Other applications have been lodged for “Ivanka,” “Ivanka Trump,” and a few for the characters 依万卡, which also spell yiwanka.
A company in the southern city of Foshan had the foresight to register its name — Foshan Yiwanka Medical Management — just before the election. With just 15 employees, it offers cosmetic surgery around the eyes and nose, as well as liposuction and breast enlargement, said human resources manager Li Yunxing.
“Young women in China like to change their looks to copy film stars’ eyes, noses and lips,” he said. “No doubt young women here want Ivanka’s big eyes, her pretty nose and lips and her flawless figure.
“Her facial features, disposition and appearance are perfect,” Li added, “no matter whether they are judged by the beauty standards of the East or the West.”
Taking advantage of — or faking — foreign brands is common in China, as is the practice of “trademark squatting,” whereby someone preemptively registers a spurious trademark claim in the hope of later being paid to relinquish it.
Whether any of these trademark claims will be successful is another matter.
China’s enforcement of trademarks has been brought closer to global standards in recent years, and in January the Supreme People’s Court issued guidelines specifically outlawing use of the names of public figures involved in politics, economy, culture and religion.
In December, the court also revoked the right of sportswear-maker Qiaodan Sports to use Michael Jordan’s last name written in Chinese characters, ruling that Jordan is “well recognized” here and should have the legal right to his name.
At Foshan Bainuo Sanitary Products, Li said he realized there was a possibility his trademark application would be rejected. “But I have to try,” he said. “I can’t let go of such a good name from this influential woman for our sanitary napkins.”
President Trump has also waged several battles to trademark his own brand name in China, winning an appeal last year to claim the “TRUMP” name for construction services from a man named Dong Wei, who had held the trademark for a decade, apparently without using it.
Although trademark lawyers said there were sound legal reasons for Trump to have won the case, the victory did prompt speculation that he may have received special favors from the Chinese government.
The Chang Tsi law firm declined to comment for this story, but if Ivanka Trump’s company chooses to contest any trademark claims in China, the cases are sure to attract international interest and scrutiny.
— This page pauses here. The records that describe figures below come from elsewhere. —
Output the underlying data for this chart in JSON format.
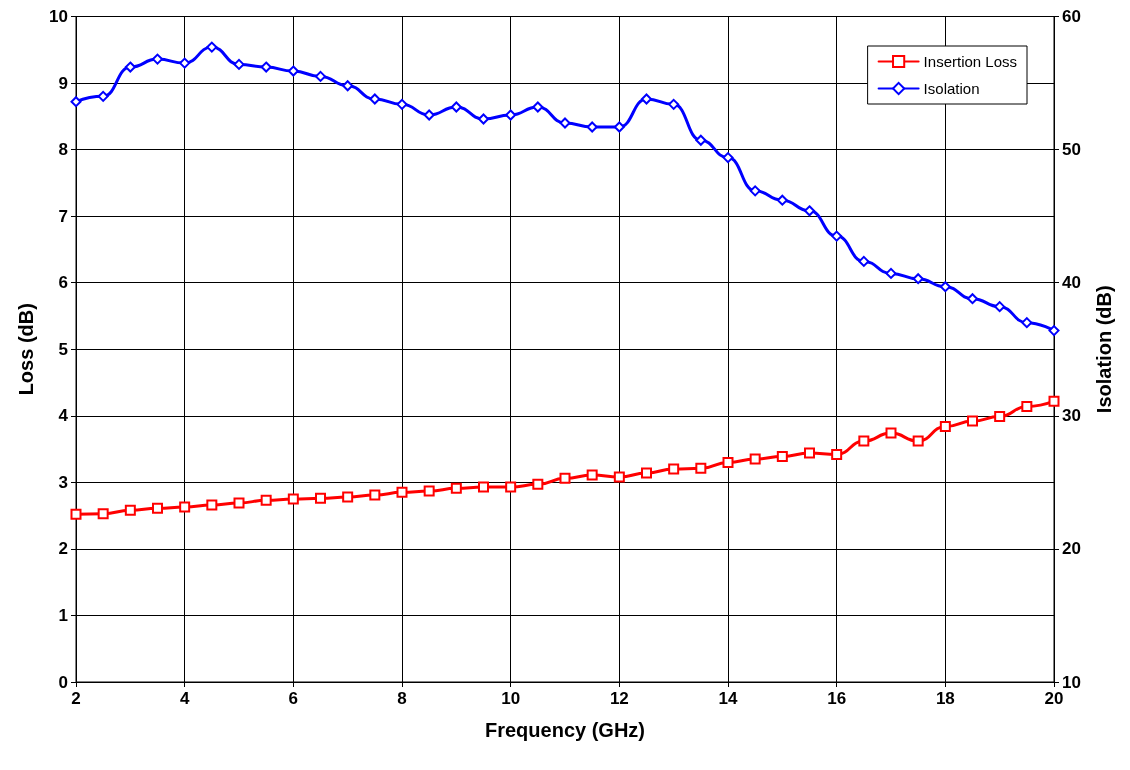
{
  "chart_data": {
    "type": "line",
    "xlabel": "Frequency (GHz)",
    "ylabel": "Loss (dB)",
    "y2label": "Isolation (dB)",
    "x": [
      2,
      2.5,
      3,
      3.5,
      4,
      4.5,
      5,
      5.5,
      6,
      6.5,
      7,
      7.5,
      8,
      8.5,
      9,
      9.5,
      10,
      10.5,
      11,
      11.5,
      12,
      12.5,
      13,
      13.5,
      14,
      14.5,
      15,
      15.5,
      16,
      16.5,
      17,
      17.5,
      18,
      18.5,
      19,
      19.5,
      20
    ],
    "series": [
      {
        "name": "Insertion Loss",
        "color": "#ff0000",
        "marker": "square",
        "values": [
          2.52,
          2.53,
          2.58,
          2.61,
          2.63,
          2.66,
          2.69,
          2.73,
          2.75,
          2.76,
          2.78,
          2.81,
          2.85,
          2.87,
          2.91,
          2.93,
          2.93,
          2.97,
          3.06,
          3.11,
          3.08,
          3.14,
          3.2,
          3.21,
          3.3,
          3.35,
          3.39,
          3.44,
          3.42,
          3.62,
          3.74,
          3.62,
          3.84,
          3.92,
          3.99,
          4.14,
          4.22
        ]
      },
      {
        "name": "Isolation",
        "color": "#0000ff",
        "marker": "diamond",
        "axis": "y2",
        "values": [
          53.6,
          54.0,
          56.2,
          56.8,
          56.5,
          57.7,
          56.4,
          56.2,
          55.9,
          55.5,
          54.8,
          53.8,
          53.4,
          52.6,
          53.2,
          52.3,
          52.6,
          53.2,
          52.0,
          51.7,
          51.7,
          53.8,
          53.4,
          50.7,
          49.4,
          46.9,
          46.2,
          45.4,
          43.5,
          41.6,
          40.7,
          40.3,
          39.7,
          38.8,
          38.2,
          37.0,
          36.4
        ]
      }
    ],
    "xlim": [
      2,
      20
    ],
    "xticks": [
      2,
      4,
      6,
      8,
      10,
      12,
      14,
      16,
      18,
      20
    ],
    "ylim": [
      0,
      10
    ],
    "yticks": [
      0,
      1,
      2,
      3,
      4,
      5,
      6,
      7,
      8,
      9,
      10
    ],
    "y2lim": [
      10,
      60
    ],
    "y2ticks": [
      10,
      20,
      30,
      40,
      50,
      60
    ],
    "grid": true,
    "legend": "top right",
    "line_style": "solid"
  }
}
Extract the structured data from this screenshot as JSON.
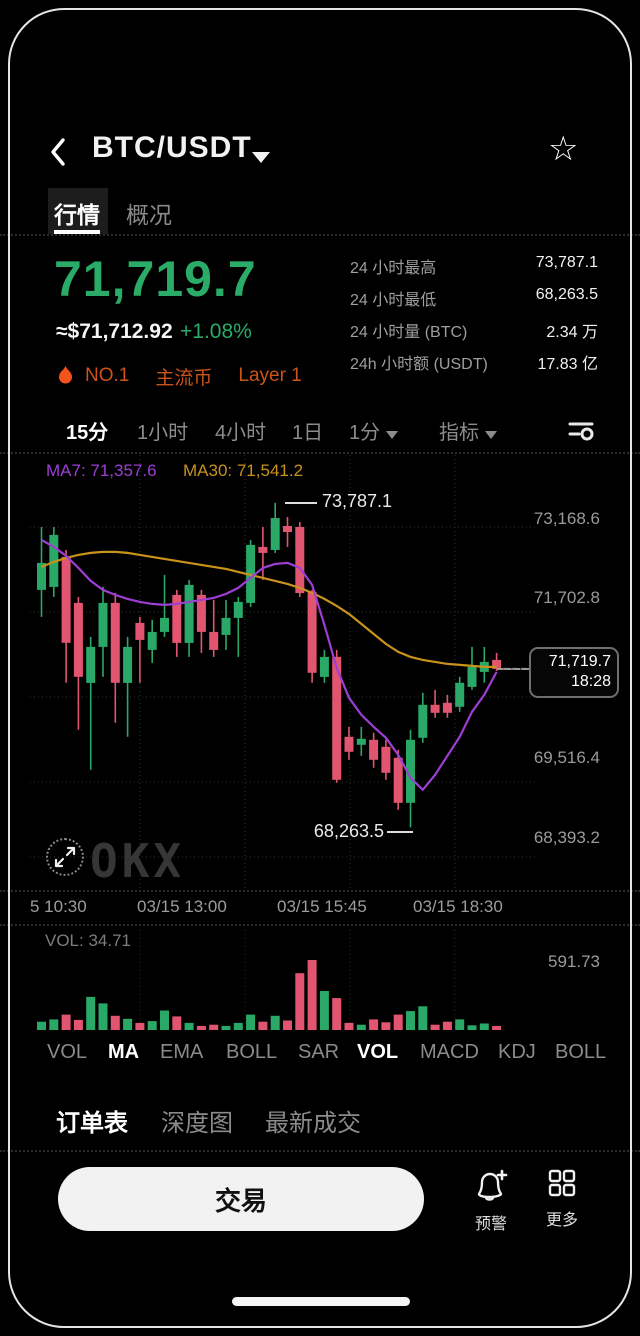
{
  "header": {
    "title": "BTC/USDT",
    "star_glyph": "☆"
  },
  "tabs": {
    "quotes": "行情",
    "overview": "概况"
  },
  "price_section": {
    "price": "71,719.7",
    "fiat": "≈$71,712.92",
    "change": "+1.08%"
  },
  "badges": {
    "rank": "NO.1",
    "category": "主流币",
    "layer": "Layer 1"
  },
  "stats": {
    "rows": [
      {
        "label": "24 小时最高",
        "value": "73,787.1"
      },
      {
        "label": "24 小时最低",
        "value": "68,263.5"
      },
      {
        "label": "24 小时量 (BTC)",
        "value": "2.34 万"
      },
      {
        "label": "24h 小时额 (USDT)",
        "value": "17.83 亿"
      }
    ]
  },
  "timeframes": {
    "items": [
      {
        "label": "15分"
      },
      {
        "label": "1小时"
      },
      {
        "label": "4小时"
      },
      {
        "label": "1日"
      },
      {
        "label": "1分"
      },
      {
        "label": "指标"
      }
    ]
  },
  "chart_data": {
    "type": "candlestick",
    "symbol": "BTC/USDT",
    "interval": "15分",
    "ylim": [
      67200,
      74600
    ],
    "ma7": {
      "label": "MA7: 71,357.6",
      "value": 71357.6,
      "series": [
        73155,
        73036,
        72883,
        72679,
        72458,
        72305,
        72220,
        72152,
        72101,
        72067,
        72050,
        72067,
        72101,
        72135,
        72169,
        72237,
        72339,
        72509,
        72679,
        72747,
        72764,
        72679,
        72390,
        71710,
        70979,
        70469,
        70180,
        69976,
        69789,
        69500,
        69109,
        68905,
        69160,
        69483,
        69806,
        70231,
        70520,
        70911
      ]
    },
    "ma30": {
      "label": "MA30: 71,541.2",
      "value": 71541.2,
      "series": [
        72696,
        72781,
        72849,
        72900,
        72934,
        72951,
        72951,
        72934,
        72900,
        72866,
        72832,
        72798,
        72764,
        72730,
        72696,
        72662,
        72611,
        72560,
        72509,
        72458,
        72407,
        72339,
        72254,
        72152,
        72033,
        71897,
        71727,
        71557,
        71387,
        71251,
        71166,
        71115,
        71081,
        71047,
        71030,
        71013,
        70996,
        70996
      ]
    },
    "candles": [
      [
        72305,
        73376,
        71846,
        72764
      ],
      [
        72356,
        73376,
        72186,
        73240
      ],
      [
        72866,
        72985,
        70724,
        71404
      ],
      [
        72084,
        72186,
        69925,
        70826
      ],
      [
        70724,
        71506,
        69245,
        71336
      ],
      [
        71336,
        72356,
        70826,
        72084
      ],
      [
        72084,
        72254,
        70044,
        70724
      ],
      [
        70724,
        71506,
        69806,
        71336
      ],
      [
        71744,
        71846,
        70724,
        71455
      ],
      [
        71285,
        71795,
        71064,
        71591
      ],
      [
        71591,
        72560,
        71506,
        71829
      ],
      [
        72220,
        72305,
        71166,
        71404
      ],
      [
        71404,
        72475,
        71166,
        72390
      ],
      [
        72220,
        72305,
        71234,
        71591
      ],
      [
        71591,
        72135,
        71166,
        71285
      ],
      [
        71540,
        72135,
        71285,
        71829
      ],
      [
        71829,
        72186,
        71166,
        72101
      ],
      [
        72084,
        73155,
        72016,
        73070
      ],
      [
        73036,
        73376,
        72475,
        72934
      ],
      [
        72985,
        73787,
        72934,
        73529
      ],
      [
        73393,
        73546,
        73036,
        73291
      ],
      [
        73376,
        73461,
        72186,
        72254
      ],
      [
        72271,
        72305,
        70724,
        70894
      ],
      [
        70826,
        71285,
        70724,
        71166
      ],
      [
        71166,
        71285,
        69024,
        69075
      ],
      [
        69806,
        69976,
        69415,
        69551
      ],
      [
        69670,
        69976,
        69483,
        69772
      ],
      [
        69755,
        69874,
        69279,
        69415
      ],
      [
        69636,
        69755,
        69075,
        69194
      ],
      [
        69449,
        69585,
        68565,
        68684
      ],
      [
        68684,
        69925,
        68264,
        69755
      ],
      [
        69789,
        70554,
        69704,
        70350
      ],
      [
        70350,
        70605,
        70129,
        70214
      ],
      [
        70384,
        70520,
        70129,
        70214
      ],
      [
        70316,
        70826,
        70231,
        70724
      ],
      [
        70656,
        71336,
        70605,
        70996
      ],
      [
        70911,
        71336,
        70724,
        71081
      ],
      [
        71115,
        71234,
        70928,
        70962
      ]
    ],
    "volumes": [
      70,
      90,
      130,
      85,
      280,
      225,
      120,
      95,
      60,
      75,
      165,
      115,
      60,
      35,
      45,
      35,
      60,
      130,
      70,
      120,
      80,
      480,
      591.73,
      330,
      270,
      60,
      45,
      90,
      65,
      130,
      160,
      200,
      45,
      70,
      90,
      40,
      55,
      35
    ],
    "volume_max": 591.73,
    "vol_indicator_label": "VOL: 34.71",
    "vol_axis_label": "591.73",
    "y_axis_labels": [
      "73,168.6",
      "71,702.8",
      "69,516.4",
      "68,393.2"
    ],
    "x_axis_labels": [
      "5 10:30",
      "03/15 13:00",
      "03/15 15:45",
      "03/15 18:30"
    ],
    "annotations": {
      "high": {
        "text": "73,787.1",
        "value": 73787.1
      },
      "low": {
        "text": "68,263.5",
        "value": 68263.5
      }
    },
    "last_price": {
      "price": "71,719.7",
      "time": "18:28"
    },
    "colors": {
      "up": "#2aa868",
      "down": "#e25570",
      "ma7": "#9d3fd3",
      "ma30": "#c9921b"
    }
  },
  "indicator_tabs": {
    "items": [
      {
        "label": "VOL"
      },
      {
        "label": "MA"
      },
      {
        "label": "EMA"
      },
      {
        "label": "BOLL"
      },
      {
        "label": "SAR"
      },
      {
        "label": "VOL"
      },
      {
        "label": "MACD"
      },
      {
        "label": "KDJ"
      },
      {
        "label": "BOLL"
      }
    ]
  },
  "order_tabs": {
    "items": [
      {
        "label": "订单表"
      },
      {
        "label": "深度图"
      },
      {
        "label": "最新成交"
      }
    ]
  },
  "bottom_bar": {
    "trade": "交易",
    "alert": "预警",
    "more": "更多"
  },
  "watermark": "OKX",
  "icons": [
    "back-icon",
    "dropdown-caret-icon",
    "star-icon",
    "indicator-settings-icon",
    "expand-icon",
    "flame-icon",
    "alert-bell-plus-icon",
    "more-grid-icon"
  ]
}
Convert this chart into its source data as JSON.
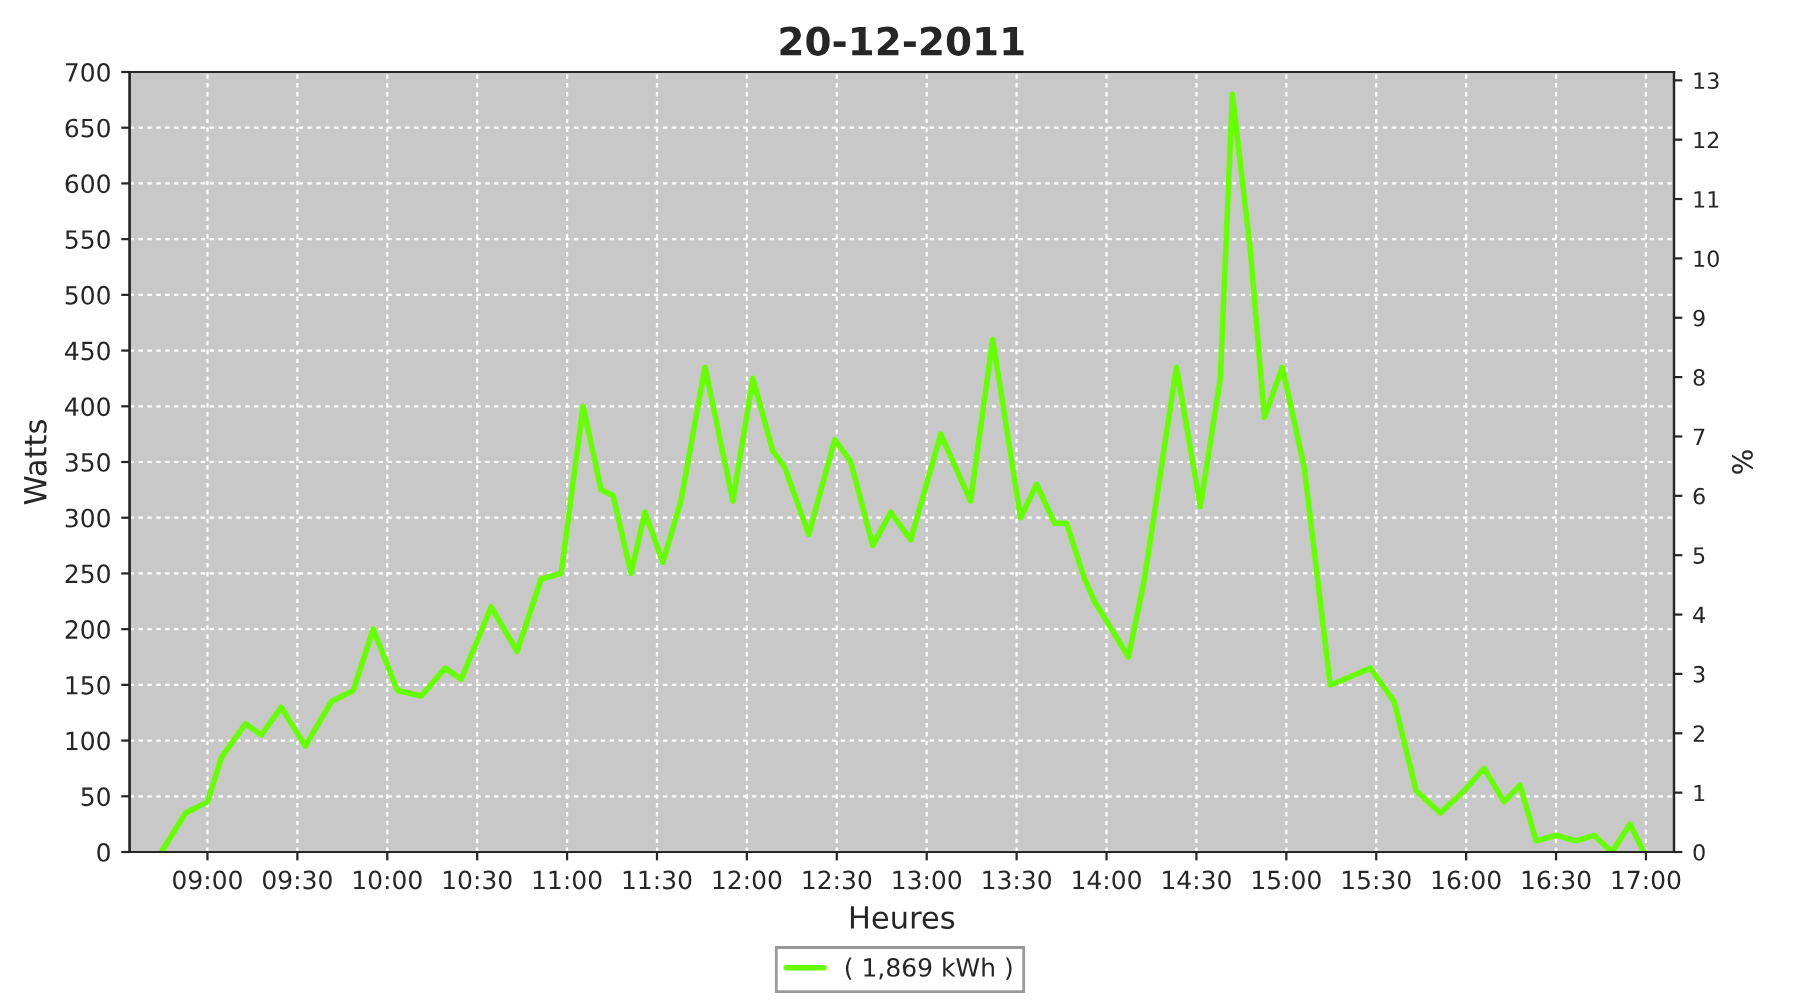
{
  "chart_data": {
    "type": "line",
    "title": "20-12-2011",
    "xlabel": "Heures",
    "ylabel": "Watts",
    "y2label": "%",
    "x": [
      8.744,
      8.878,
      9.0,
      9.078,
      9.211,
      9.3,
      9.41,
      9.544,
      9.689,
      9.811,
      9.922,
      10.056,
      10.189,
      10.322,
      10.411,
      10.578,
      10.722,
      10.856,
      10.967,
      11.089,
      11.189,
      11.256,
      11.356,
      11.433,
      11.533,
      11.633,
      11.767,
      11.922,
      12.033,
      12.144,
      12.211,
      12.344,
      12.489,
      12.578,
      12.7,
      12.8,
      12.911,
      13.078,
      13.244,
      13.367,
      13.522,
      13.611,
      13.711,
      13.778,
      13.878,
      13.933,
      14.122,
      14.211,
      14.389,
      14.522,
      14.633,
      14.7,
      14.8,
      14.878,
      14.978,
      15.1,
      15.244,
      15.322,
      15.467,
      15.6,
      15.722,
      15.856,
      15.989,
      16.1,
      16.211,
      16.3,
      16.389,
      16.5,
      16.611,
      16.711,
      16.811,
      16.911,
      16.989
    ],
    "series": [
      {
        "name": "( 1,869 kWh )",
        "color": "#66ff00",
        "values": [
          0,
          35,
          45,
          85,
          115,
          105,
          130,
          95,
          135,
          145,
          200,
          145,
          140,
          165,
          155,
          220,
          180,
          245,
          250,
          400,
          325,
          320,
          250,
          305,
          260,
          315,
          435,
          315,
          425,
          360,
          345,
          285,
          370,
          350,
          275,
          305,
          280,
          375,
          315,
          460,
          300,
          330,
          295,
          295,
          245,
          225,
          175,
          245,
          435,
          310,
          425,
          680,
          540,
          390,
          435,
          345,
          150,
          155,
          165,
          135,
          55,
          35,
          55,
          75,
          45,
          60,
          10,
          15,
          10,
          15,
          0,
          25,
          0
        ]
      }
    ],
    "xlim": [
      8.567,
      17.156
    ],
    "xticks": [
      {
        "value": 9,
        "label": "09:00"
      },
      {
        "value": 9.5,
        "label": "09:30"
      },
      {
        "value": 10,
        "label": "10:00"
      },
      {
        "value": 10.5,
        "label": "10:30"
      },
      {
        "value": 11,
        "label": "11:00"
      },
      {
        "value": 11.5,
        "label": "11:30"
      },
      {
        "value": 12,
        "label": "12:00"
      },
      {
        "value": 12.5,
        "label": "12:30"
      },
      {
        "value": 13,
        "label": "13:00"
      },
      {
        "value": 13.5,
        "label": "13:30"
      },
      {
        "value": 14,
        "label": "14:00"
      },
      {
        "value": 14.5,
        "label": "14:30"
      },
      {
        "value": 15,
        "label": "15:00"
      },
      {
        "value": 15.5,
        "label": "15:30"
      },
      {
        "value": 16,
        "label": "16:00"
      },
      {
        "value": 16.5,
        "label": "16:30"
      },
      {
        "value": 17,
        "label": "17:00"
      }
    ],
    "ylim": [
      0,
      700
    ],
    "yticks": [
      0,
      50,
      100,
      150,
      200,
      250,
      300,
      350,
      400,
      450,
      500,
      550,
      600,
      650,
      700
    ],
    "y2lim": [
      0,
      13.14
    ],
    "y2ticks": [
      0,
      1,
      2,
      3,
      4,
      5,
      6,
      7,
      8,
      9,
      10,
      11,
      12,
      13
    ],
    "grid": true,
    "legend": "bottom",
    "marker": "none",
    "line_style": "solid"
  }
}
Scott Palmer, a partner and leading trademark lawyer in the Beijing office of Los Angeles-based Sheppard Mullin, said he had seen “no evidence whatsoever” that the Chinese government had provided Trump any favors in his trademark litigation. But, he added, the fact that Trump has long traded on the value of his name makes this uncharted waters for an American president.
“How can you divorce yourself from your business interests, if your business is really your name?” Palmer said.
Congcong Zhang contributed to this article.